Another way Wakefern is using technology to satisfy consumers is through its new Web-based ShopRite From Home service, first tested in 2003 and now available in 28 New Jersey, New York and Connecticut ShopRite stores. Consumers sign up online for the ability to complete their shopping order via the Internet, then they pay a fee of $10 per order to have ShopRite associates walk the stores for them. The associates download the orders to PDAs then fill and bag the orders. Customers can pick up their orders at a drive-up location or pay another small fee for delivery.
ShopRite From Home has proven to be both a successful customer service offering and a profit center, according to Frank Juba, store manager, ShopRite of Clark in New Jersey. Juba's store was the second ShopRite to offer the service and it has steadily increased in popularity. The Clark ShopRite fills approximately 400 ShopRite From Home orders each week and the average basket size averages $160, he says, although there is no minimum or maximum order required. Juba has hired an additional 30 associates to help facilitate this service.
Future IT Initiatives
While Tabak and his team are constantly reviewing Wakefern's IT offerings, he is watching the industry for future innovations. Both biometrics and RFID are somewhere on the horizon but not on tomorrow's plate, he says.

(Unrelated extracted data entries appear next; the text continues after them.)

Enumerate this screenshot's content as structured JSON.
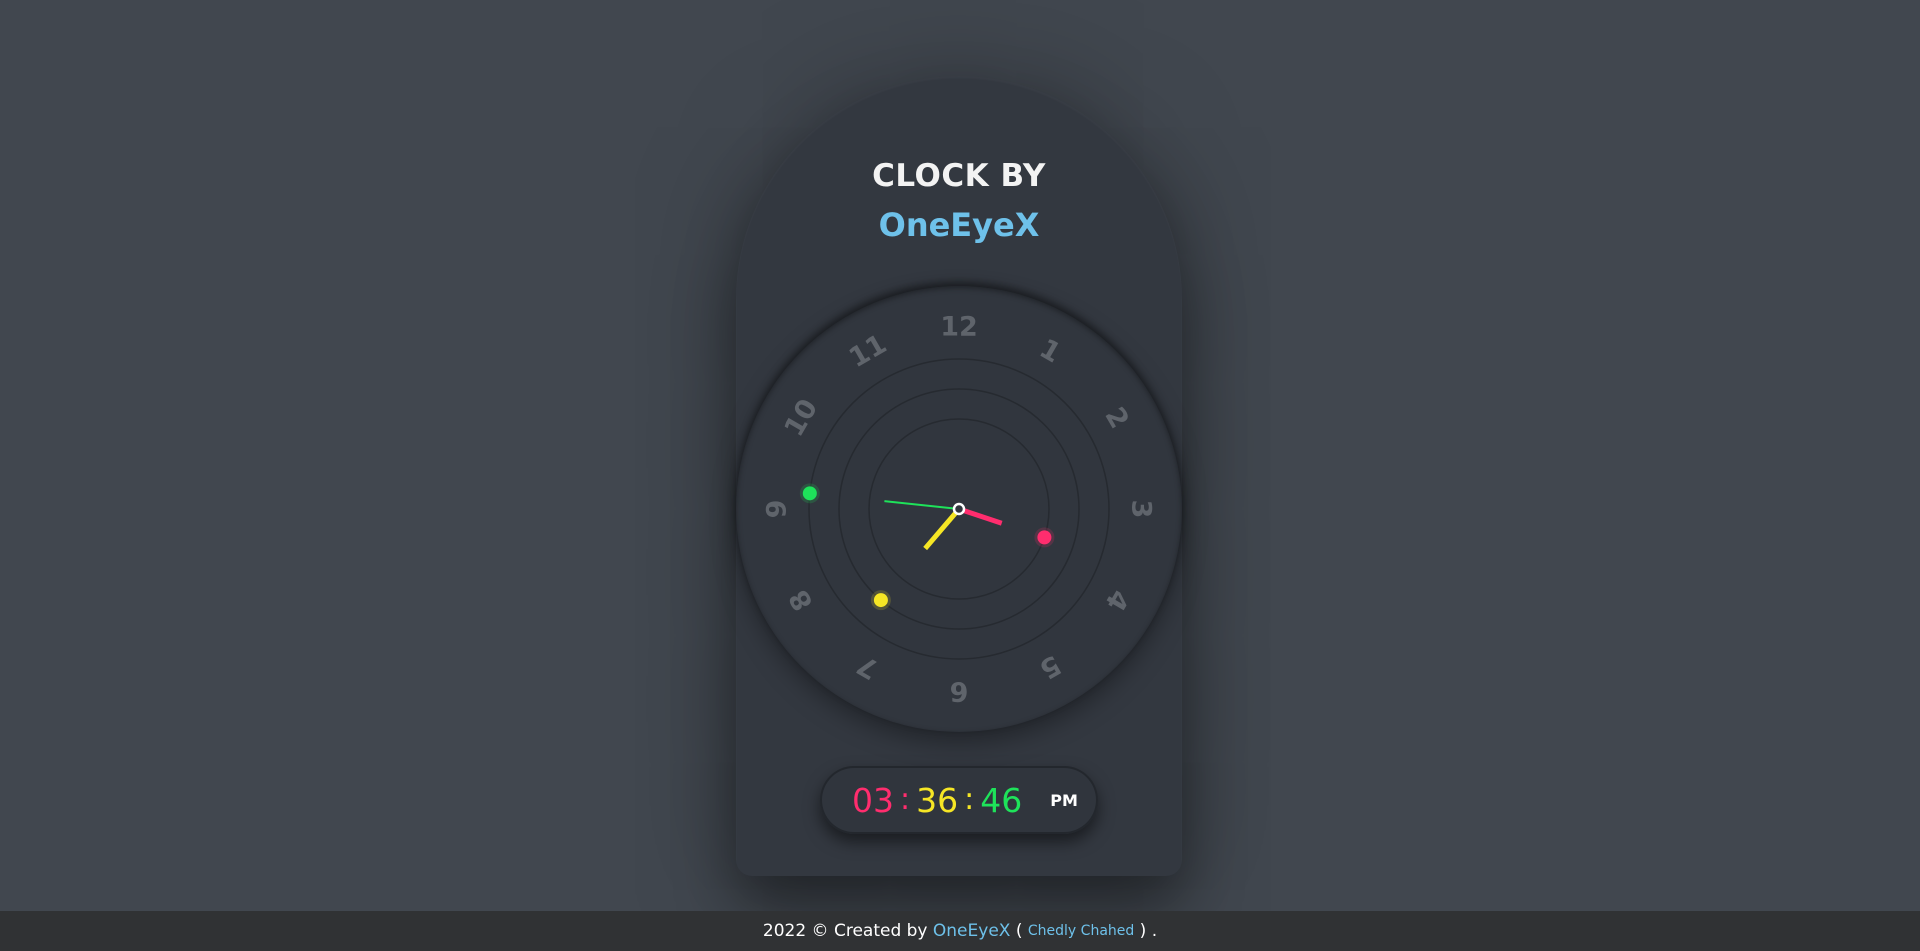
{
  "header": {
    "line1": "CLOCK BY",
    "line2": "OneEyeX"
  },
  "clock": {
    "numbers": [
      "12",
      "1",
      "2",
      "3",
      "4",
      "5",
      "6",
      "7",
      "8",
      "9",
      "10",
      "11"
    ],
    "time": {
      "hours": 3,
      "minutes": 36,
      "seconds": 46
    },
    "colors": {
      "hour": "#ff2d6e",
      "minute": "#f6e625",
      "second": "#1ee35a",
      "center": "#ffffff"
    }
  },
  "digital": {
    "hours": "03",
    "minutes": "36",
    "seconds": "46",
    "sep": ":",
    "ampm": "PM"
  },
  "footer": {
    "prefix": "2022 © Created by ",
    "brand": "OneEyeX",
    "open": " ( ",
    "author": "Chedly Chahed",
    "close": " ) ."
  }
}
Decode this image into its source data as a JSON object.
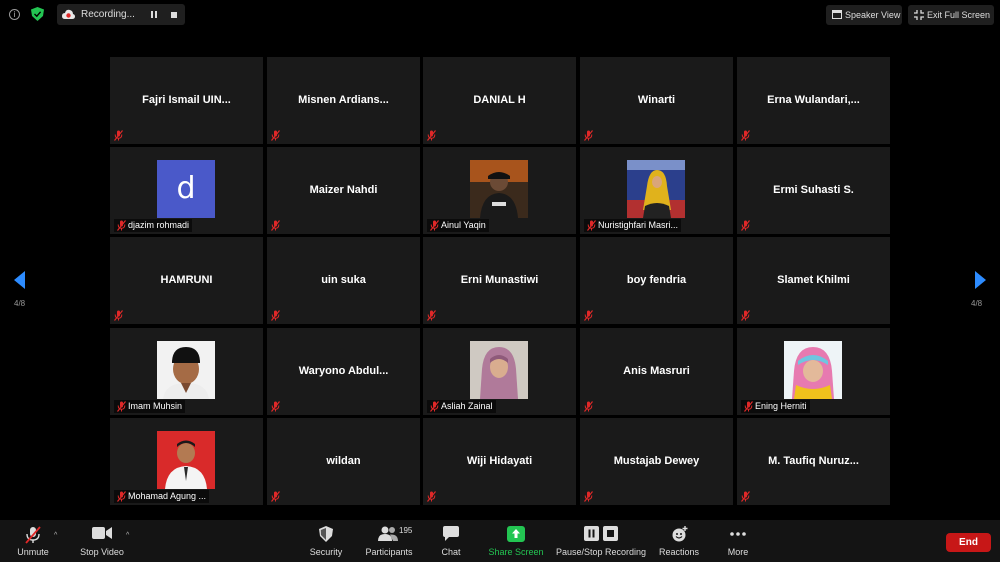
{
  "topbar": {
    "info": "i",
    "recording_label": "Recording...",
    "speaker_view": "Speaker View",
    "exit_fullscreen": "Exit Full Screen"
  },
  "pager": {
    "left": "4/8",
    "right": "4/8"
  },
  "tiles": [
    {
      "name": "Fajri Ismail UIN..."
    },
    {
      "name": "Misnen  Ardians..."
    },
    {
      "name": "DANIAL H"
    },
    {
      "name": "Winarti"
    },
    {
      "name": "Erna  Wulandari,..."
    },
    {
      "label": "djazim rohmadi",
      "avatar": "d"
    },
    {
      "name": "Maizer Nahdi"
    },
    {
      "label": "Ainul Yaqin"
    },
    {
      "label": "Nuristighfari Masri..."
    },
    {
      "name": "Ermi Suhasti S."
    },
    {
      "name": "HAMRUNI"
    },
    {
      "name": "uin suka"
    },
    {
      "name": "Erni Munastiwi"
    },
    {
      "name": "boy fendria"
    },
    {
      "name": "Slamet Khilmi"
    },
    {
      "label": "Imam Muhsin"
    },
    {
      "name": "Waryono  Abdul..."
    },
    {
      "label": "Asliah Zainal"
    },
    {
      "name": "Anis Masruri"
    },
    {
      "label": "Ening Herniti"
    },
    {
      "label": "Mohamad Agung ..."
    },
    {
      "name": "wildan"
    },
    {
      "name": "Wiji Hidayati"
    },
    {
      "name": "Mustajab Dewey"
    },
    {
      "name": "M.  Taufiq Nuruz..."
    }
  ],
  "toolbar": {
    "unmute": "Unmute",
    "stop_video": "Stop Video",
    "security": "Security",
    "participants": "Participants",
    "participants_count": "195",
    "chat": "Chat",
    "share_screen": "Share Screen",
    "pause_stop_recording": "Pause/Stop Recording",
    "reactions": "Reactions",
    "more": "More",
    "end": "End"
  },
  "colors": {
    "background": "#000000",
    "tile": "#1a1a1a",
    "share_green": "#23c552",
    "end_red": "#c71717",
    "mic_muted_red": "#e02828",
    "avatar_blue": "#4a59c9"
  }
}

"It's surprising how long it has taken for biometrics to take," says Tabak. "I thought it would be much quicker. The customer aspect is relatively easy because we're not forcing anyone to use it. It's hard to believe that we're at a period in time when everybody is talking about fraud and identity theft and yet the credit card companies, who should be most interested in protecting themselves, are not giving us any incentive to implement biometrics." RFID, like biometrics according to Tabak, is not yet ready for mass implementation. The technology has not improved to the point that the implementation would be worthwhile, he says: "It's not just a question of cost but also readability. We need 99.9 percent accuracy; 70 percent is not good enough." Wakefern's success so far can be attributed to staying on top of industry innovations and being sensitive to customers' needs, but to Tabak, the people he works with are the key. "You are as good as your people," he says. "If you have the right people you will have the right investment in the future."